NFTs haben mit Krypto zu tun und sind kleine digitale Bilder. Aber sie sind auch viel mehr als das. Ob Sie sie kaufen wollen oder nicht, es lohnt sich, sich mit dem Phänomen vertraut zu machen.

 

Was genau ist ein NFT?

Nicht-fungible Tokens (NFTs) sind Dinge, die nicht ersetzt werden können. Genauer gesagt handelt es sich um "immaterielle Inhalte mit einer digitalen Signatur, mit der die Echtheit online überprüft werden kann", sagt Madeline Hume, Senior Research Analystin bei Morningstar und zuständig für neue Anlageklassen.

"Obwohl NFTs digitale Vermögenswerte sind, sind sie im Gegensatz zu anderen digitalen Vermögenswerten wie Kryptowährungs-Tokens einzigartig und nicht austauschbar", fügt sie hinzu.

Stellen Sie sich einen NFT wie einen einzigartigen Gegenstand vor (z. B. ein echtes Gemälde) oder wie ein Exemplar unter vielen gleichen (z. B. Baseball-Karten, von denen aber jede ihren eigenen, einzigartigen Wert hat), sagt Elliot Johnson, Chief Investment Officer und Chief Operating Officer bei Evolve ETFs, die kürzlich den Evolve Cryptocurrencies ETF (ETC) aufgelegt haben.

"Alles kann zu einem NFT gemacht werden", sagt Adam Henry, Investment Associate und Kryptoexperte bei Harbourfront Wealth Management in Winnipeg.

„Man nimmt etwa einen Tweet, ein Bild oder ein Meme, erstellt davon einen NFT und macht es so zum "Original". Das Original kann anschließend wie ein Kunstwerk ge- und verkauft werden, ohne es kopieren oder stehlen zu können."

 

Wie werden NFTs verwendet?

"Zu den üblichen Anwendungen von NFTs gehören digitale Kunstwerke, Konzertkarten und Impfpässe", ergänzt Hume.
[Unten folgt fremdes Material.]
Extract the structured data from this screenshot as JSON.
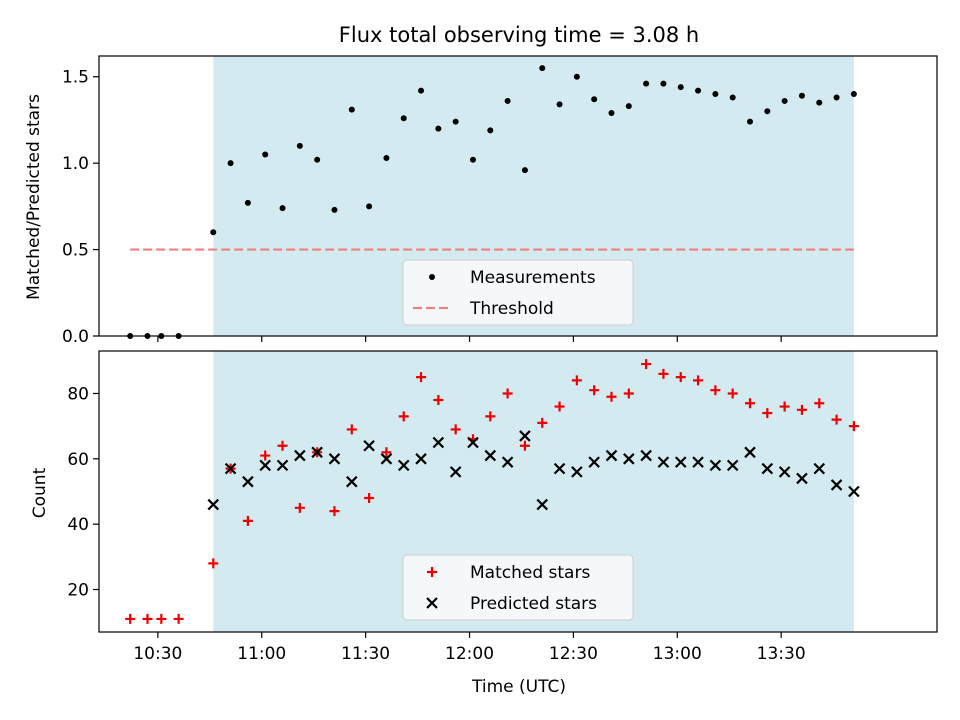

Das "Eigentum" an NFTs hat derjenige, der den Token besitzt, der wiederum selbst nicht die digitale Datei oder das Kunstwerk enthält, sondern vielmehr einen Link zu der Datei oder "schlicht zu einem Eintrag in einer Excel-Tabelle", sagt Bob Seeman, Tech-Unternehmer und Autor des (einzigen) Bitcoin-skeptischen Buches "The Coinmen".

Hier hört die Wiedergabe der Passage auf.